RFs obtained from CT scanners produced by the same vendor were statistically more similar than those obtained from datasets from different CT vendors, even if equipped with different numbers of detectors. This result is in line with phantom-based studies which demonstrated that same vendors CT scanners were clustered together9, and multi-vendors dual-energy CT studies10 demonstrated lower reproducibility.
The effects of mA and KV variations on the reproducibility of RFs were different. In fact, modification of mA was not associated with alteration of RFs values 11,12, whereas kV variations were associated with exponential variation of several RFs (especially First Order and GLCM)13. As this result might have strong implications in multicenter studies, standardization of kV in CT protocols among different centers is strongly suggested to obtain homogenous data. We can speculate that current and voltage might have different effects on the reproducibility of RFs because of the Photoelectric and Compton effects. Specifically, the high-density vertebral trabecular structure could be better characterized by high-energy photons (higher kV) that could better describe biological related characteristics of the patients’ bony tissues14.
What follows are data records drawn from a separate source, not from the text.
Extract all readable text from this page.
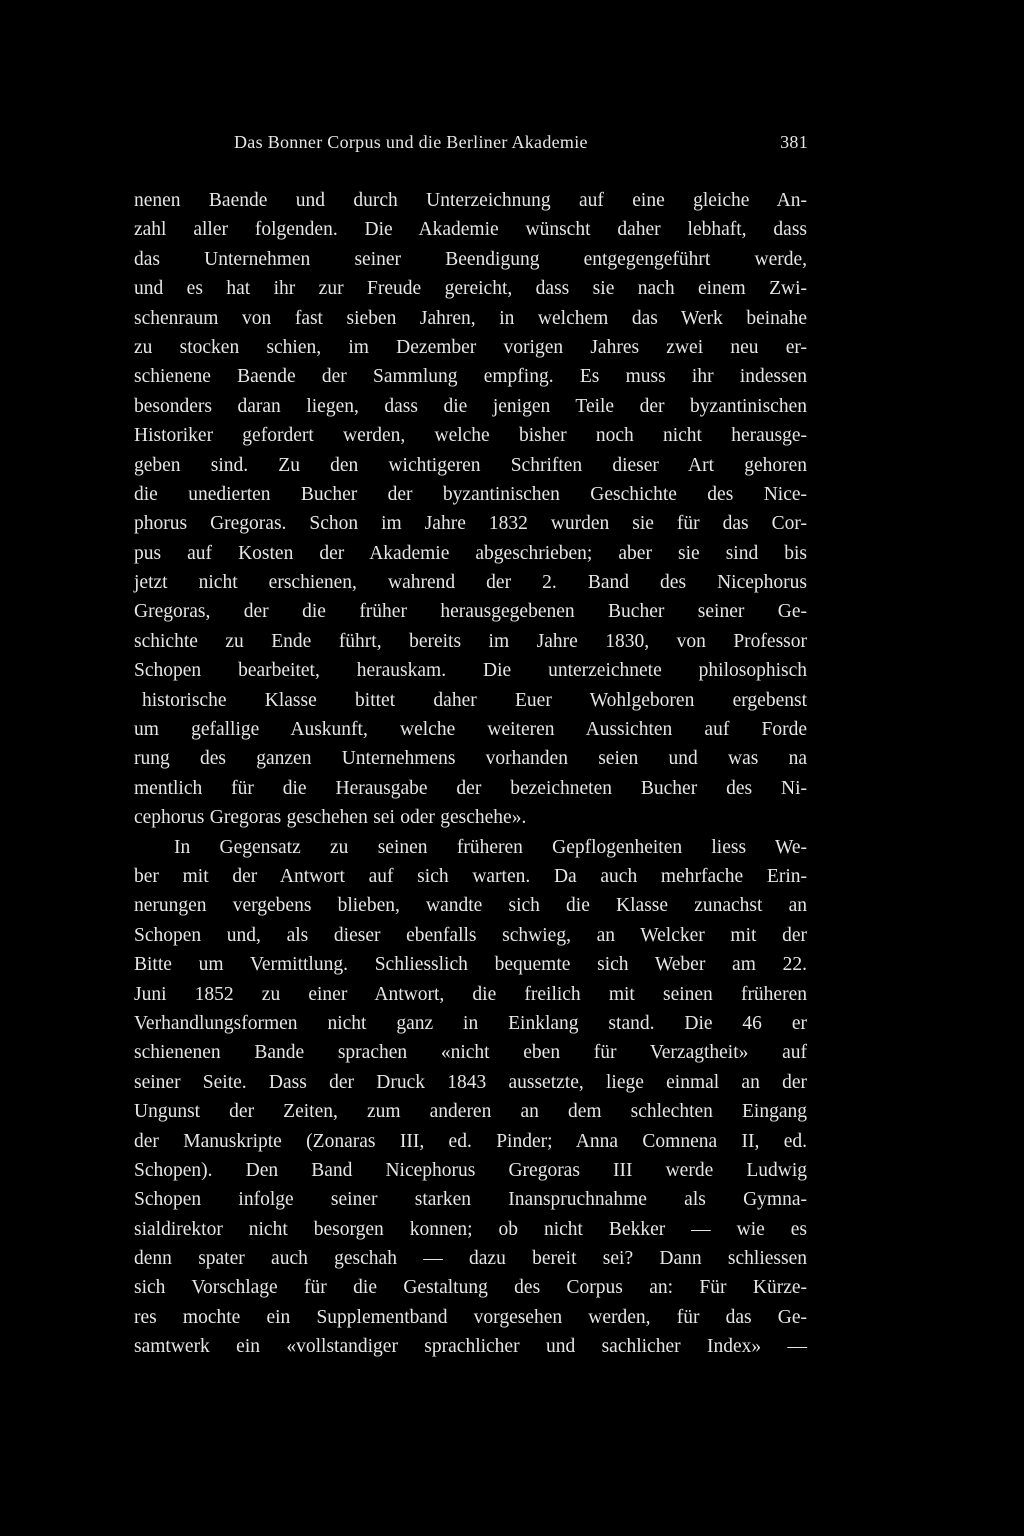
Das Bonner Corpus und die Berliner Akademie	381
nenen Baende und durch Unterzeichnung auf eine gleiche An-
zahl aller folgenden. Die Akademie wünscht daher lebhaft, dass
das Unternehmen seiner Beendigung entgegengeführt werde,
und es hat ihr zur Freude gereicht, dass sie nach einem Zwi-
schenraum von fast sieben Jahren, in welchem das Werk beinahe
zu stocken schien, im Dezember vorigen Jahres zwei neu er-
schienene Baende der Sammlung empfing. Es muss ihr indessen
besonders daran liegen, dass die jenigen Teile der byzantinischen
Historiker gefordert werden, welche bisher noch nicht herausge-
geben sind. Zu den wichtigeren Schriften dieser Art gehoren
die unedierten Bucher der byzantinischen Geschichte des Nice-
phorus Gregoras. Schon im Jahre 1832 wurden sie für das Cor-
pus auf Kosten der Akademie abgeschrieben; aber sie sind bis
jetzt nicht erschienen, wahrend der 2. Band des Nicephorus
Gregoras, der die früher herausgegebenen Bucher seiner Ge-
schichte zu Ende führt, bereits im Jahre 1830, von Professor
Schopen bearbeitet, herauskam. Die unterzeichnete philosophisch
historische Klasse bittet daher Euer Wohlgeboren ergebenst
um gefallige Auskunft, welche weiteren Aussichten auf Forde
rung des ganzen Unternehmens vorhanden seien und was na
mentlich für die Herausgabe der bezeichneten Bucher des Ni-
cephorus Gregoras geschehen sei oder geschehe».
In Gegensatz zu seinen früheren Gepflogenheiten liess We-
ber mit der Antwort auf sich warten. Da auch mehrfache Erin-
nerungen vergebens blieben, wandte sich die Klasse zunachst an
Schopen und, als dieser ebenfalls schwieg, an Welcker mit der
Bitte um Vermittlung. Schliesslich bequemte sich Weber am 22.
Juni 1852 zu einer Antwort, die freilich mit seinen früheren
Verhandlungsformen nicht ganz in Einklang stand. Die 46 er
schienenen Bande sprachen «nicht eben für Verzagtheit» auf
seiner Seite. Dass der Druck 1843 aussetzte, liege einmal an der
Ungunst der Zeiten, zum anderen an dem schlechten Eingang
der Manuskripte (Zonaras III, ed. Pinder; Anna Comnena II, ed.
Schopen). Den Band Nicephorus Gregoras III werde Ludwig
Schopen infolge seiner starken Inanspruchnahme als Gymna-
sialdirektor nicht besorgen konnen; ob nicht Bekker — wie es
denn spater auch geschah — dazu bereit sei? Dann schliessen
sich Vorschlage für die Gestaltung des Corpus an: Für Kürze-
res mochte ein Supplementband vorgesehen werden, für das Ge-
samtwerk ein «vollstandiger sprachlicher und sachlicher Index» —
CT acquisitions with different FOV showed a significant modification of the shape features, which is likely due to the different voxel size. However, also other classes of RFs were significantly modified. This is in line with results previously obtained on phantom data6, that showed low reproducibility when varying FOV and reconstruction Kernel. When compared to the standard image kernel, reconstruction kernel applied to the original raw data was associated with significant differences especially in First Order, GLRLM, GLSZM and NGTDM features. The results obtained analyzing the interactions between reconstruction algorithm and different scanners suggested a stronger agreement between RFs reconstructed from scanners of the same vendor compared to RFs obtained from scanners of different vendors. This outcome is probably due to the diverse proprietary kernel algorithms used by different vendors, suggesting caution when processing images from different vendors particularly when proprietary filters are applied.
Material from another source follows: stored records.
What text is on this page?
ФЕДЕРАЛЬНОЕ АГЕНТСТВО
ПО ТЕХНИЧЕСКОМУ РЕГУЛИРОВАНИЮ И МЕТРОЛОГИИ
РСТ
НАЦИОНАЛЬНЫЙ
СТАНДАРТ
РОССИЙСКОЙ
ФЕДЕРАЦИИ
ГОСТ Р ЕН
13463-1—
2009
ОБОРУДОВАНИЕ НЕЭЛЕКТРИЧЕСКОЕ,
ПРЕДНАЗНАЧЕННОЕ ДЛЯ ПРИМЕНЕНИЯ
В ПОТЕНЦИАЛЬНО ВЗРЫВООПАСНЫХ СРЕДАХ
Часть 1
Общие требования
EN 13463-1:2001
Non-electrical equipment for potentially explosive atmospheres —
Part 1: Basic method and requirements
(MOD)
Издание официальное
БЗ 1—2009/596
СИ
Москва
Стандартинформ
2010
From the GLM analysis, we observed that the Intercept is almost always significantly associated with the target RF. This information suggests that these features contain information independent from protocol parameters which might be related to patho/physiological subject’s characteristics.
We compared the GLM to a well-established harmonization algorithm (ComBat) when predicting unseen acquisitions. We found that the GLM approach provides better performances than the ComBat algorithm in predicting RFs in terms of both R2 and MSE. IBSI guidelines and several research studies recommend the use of ComBat to counteract batch effects15. The proposed GLM algorithm could represent a reference for future research of Radiomics and could be applied to normalize CT acquisitions performed on different CT scanners.
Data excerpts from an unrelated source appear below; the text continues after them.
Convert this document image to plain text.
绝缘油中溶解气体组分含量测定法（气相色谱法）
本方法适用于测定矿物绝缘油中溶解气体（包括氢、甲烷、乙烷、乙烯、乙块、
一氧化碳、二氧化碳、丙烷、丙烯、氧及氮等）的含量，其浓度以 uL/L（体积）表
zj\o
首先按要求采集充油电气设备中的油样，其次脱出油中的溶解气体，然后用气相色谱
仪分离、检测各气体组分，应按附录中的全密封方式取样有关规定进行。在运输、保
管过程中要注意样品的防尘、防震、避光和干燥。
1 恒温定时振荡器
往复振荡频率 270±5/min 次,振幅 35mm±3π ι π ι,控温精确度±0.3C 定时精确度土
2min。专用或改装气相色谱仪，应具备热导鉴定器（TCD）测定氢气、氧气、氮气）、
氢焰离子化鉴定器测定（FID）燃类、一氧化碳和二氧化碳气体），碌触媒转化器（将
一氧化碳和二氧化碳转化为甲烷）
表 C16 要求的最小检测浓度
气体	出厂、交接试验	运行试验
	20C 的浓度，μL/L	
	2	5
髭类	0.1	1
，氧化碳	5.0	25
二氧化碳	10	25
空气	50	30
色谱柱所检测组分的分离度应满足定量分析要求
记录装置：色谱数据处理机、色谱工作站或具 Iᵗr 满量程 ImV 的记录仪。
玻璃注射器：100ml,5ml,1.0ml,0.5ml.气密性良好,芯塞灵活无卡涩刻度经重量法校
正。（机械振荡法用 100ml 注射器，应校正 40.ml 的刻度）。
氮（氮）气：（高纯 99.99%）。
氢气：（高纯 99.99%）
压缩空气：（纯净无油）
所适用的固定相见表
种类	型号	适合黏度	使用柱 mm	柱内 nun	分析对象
Overall, we showed that RFs standardization can be significantly improved if data are mapped on a reference machine with a model previously calibrated using a specific CT protocol. For this purpose, the collection and sharing of CT images recorded with the presented protocol with additional vendors and machine models would allow for a broader and more accurate standardization of RFs with the aim of improving generalizability and repeatability of Radiomics studies. Further, we propose this GLM algorithm as a more accurate method for data harmonization in Radiomics CT studies. Both the dataset and the GLM code are made available for further analyses, either tailored to other body organs, or to different Radiomics libraries/features, or to the development of further optimized standardization algorithms. Also, by sharing our data we aim at encouraging worldwide researchers to provide additional data by including other CT scanners and body districts.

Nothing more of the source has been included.